The actions of water companies in relation to storm outflows has been brought into sharp relief by the debates around what is now the Environment Act, and other measures being brought forward by pressure groups and parliamentarians. Water companies are very seized of this and they have new responsibilities—not just through the provision of the Act, but through our direction to Ofwat and our ability to look at their plans to make sure that they comply. I do not think there has ever been so much focus on what they can do, and I do not think they can get away with the levels of sewage outflows into our rivers under the measures we are bringing forward.
Surfers Against Sewage has an annual water quality report which found that water companies have actually increased the amount of raw sewage dumped into our rivers and seas—an 87% increase from last year. The Government have now said that they have the tools to act and hold water companies to account. I am pleased that they now see that sewage discharges are completely unacceptable. The Question asked by the noble Baroness, Lady Jones, was, however, about timescales and urgency. Can the Minister assure your Lordships that when the Surfers Against Sewage annual report is published next year it will show a significant decrease in the amount of sewage flowing into our waterways?
I am a great admirer of Surfers Against Sewage; it, along with Members of this House and others, has strengthened the hands of those in government who wanted to see that we have proper measures against sewage outflows. As I said in reply to the noble Baroness, Lady Jones, we will respond on the timescale as indicated, in the early part of next year. We are treating this as a matter of urgency, and we want to hold water companies to account to react quickly to the new measures we are bringing in.
Will my noble friend confirm that the water industry welcomes the amendment proposed by the noble Duke, the Duke of Wellington, as giving it for the first time the legal basis on which to make the necessary investment? Will the Government accept that the flip side to that is the regulations to be introduced under Schedule 3 to the Flood and Water Management Act 2010, which will introduce natural flood schemes such as SUDS to prevent combined sewers overflowing? When will my noble friend bring these regulations forward?
My Lords, each day, hundreds of individuals swim in England’s largest lake, Windermere. In view of the recent revelations about periodic sewage disposal in the lake, can the Minister give the House a categorical assurance that it is safe for those swimmers to carry on doing so?

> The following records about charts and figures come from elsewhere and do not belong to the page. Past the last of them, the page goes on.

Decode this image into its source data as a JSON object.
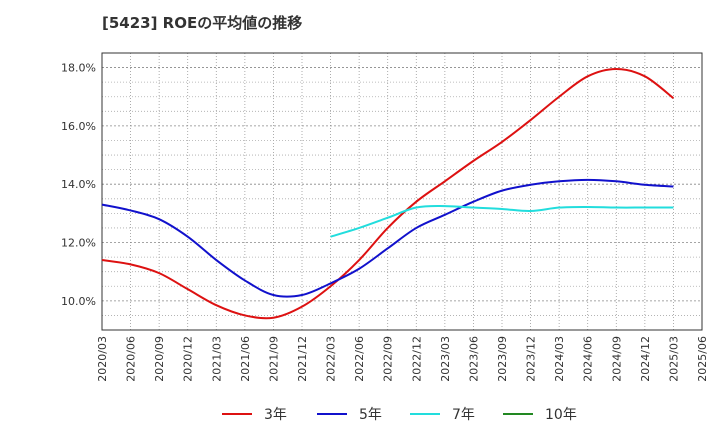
{
  "chart_data": {
    "type": "line",
    "title": "[5423]  ROEの平均値の推移",
    "xlabel": "",
    "ylabel": "",
    "ylim": [
      9.0,
      18.5
    ],
    "y_ticks": [
      10.0,
      12.0,
      14.0,
      16.0,
      18.0
    ],
    "y_tick_labels": [
      "10.0%",
      "12.0%",
      "14.0%",
      "16.0%",
      "18.0%"
    ],
    "x_ticks": [
      "2020/03",
      "2020/06",
      "2020/09",
      "2020/12",
      "2021/03",
      "2021/06",
      "2021/09",
      "2021/12",
      "2022/03",
      "2022/06",
      "2022/09",
      "2022/12",
      "2023/03",
      "2023/06",
      "2023/09",
      "2023/12",
      "2024/03",
      "2024/06",
      "2024/09",
      "2024/12",
      "2025/03",
      "2025/06"
    ],
    "grid": true,
    "legend": "bottom",
    "series": [
      {
        "name": "3年",
        "color": "#dd1111",
        "start_index": 0,
        "values": [
          11.4,
          11.25,
          10.95,
          10.4,
          9.85,
          9.5,
          9.42,
          9.8,
          10.5,
          11.4,
          12.5,
          13.4,
          14.1,
          14.8,
          15.45,
          16.2,
          17.0,
          17.7,
          17.95,
          17.7,
          16.95
        ]
      },
      {
        "name": "5年",
        "color": "#1111cc",
        "start_index": 0,
        "values": [
          13.3,
          13.1,
          12.8,
          12.2,
          11.4,
          10.7,
          10.2,
          10.2,
          10.6,
          11.1,
          11.8,
          12.5,
          12.95,
          13.4,
          13.78,
          13.98,
          14.1,
          14.15,
          14.1,
          13.98,
          13.92
        ]
      },
      {
        "name": "7年",
        "color": "#22dddd",
        "start_index": 8,
        "values": [
          12.2,
          12.5,
          12.85,
          13.2,
          13.25,
          13.2,
          13.15,
          13.08,
          13.2,
          13.22,
          13.2,
          13.2,
          13.2
        ]
      },
      {
        "name": "10年",
        "color": "#228822",
        "start_index": 0,
        "values": []
      }
    ]
  }
}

My Lords, I have listened carefully to the questions and the answers given by the Minister but remain unconvinced that much is going to change quickly—and I am really pleased that I am not a wild swimmer. Why does the Minister think it acceptable for raw sewage to continue to be discharged into our water and for water companies not to take any immediate action to prevent this? Why are shareholders’ dividends being put before water quality?
I do not speak for water companies, but I think they are taking this matter extremely seriously. My local water company, Thames Water, recently wrote to me about measures it is taking in relation to a chalk stream which it has previously polluted. I know for a fact that water companies are deeply seized of the urgency of this situation, and their encouragement to support the amendments shows willingness. We are not complacent. We will hold them to account through all the mechanisms that we can use. Where they falter, they will be fined. Southern Water was fined £90 million, the largest fine of such a kind, last year. The Government will not be afraid to continue that sort of action if required.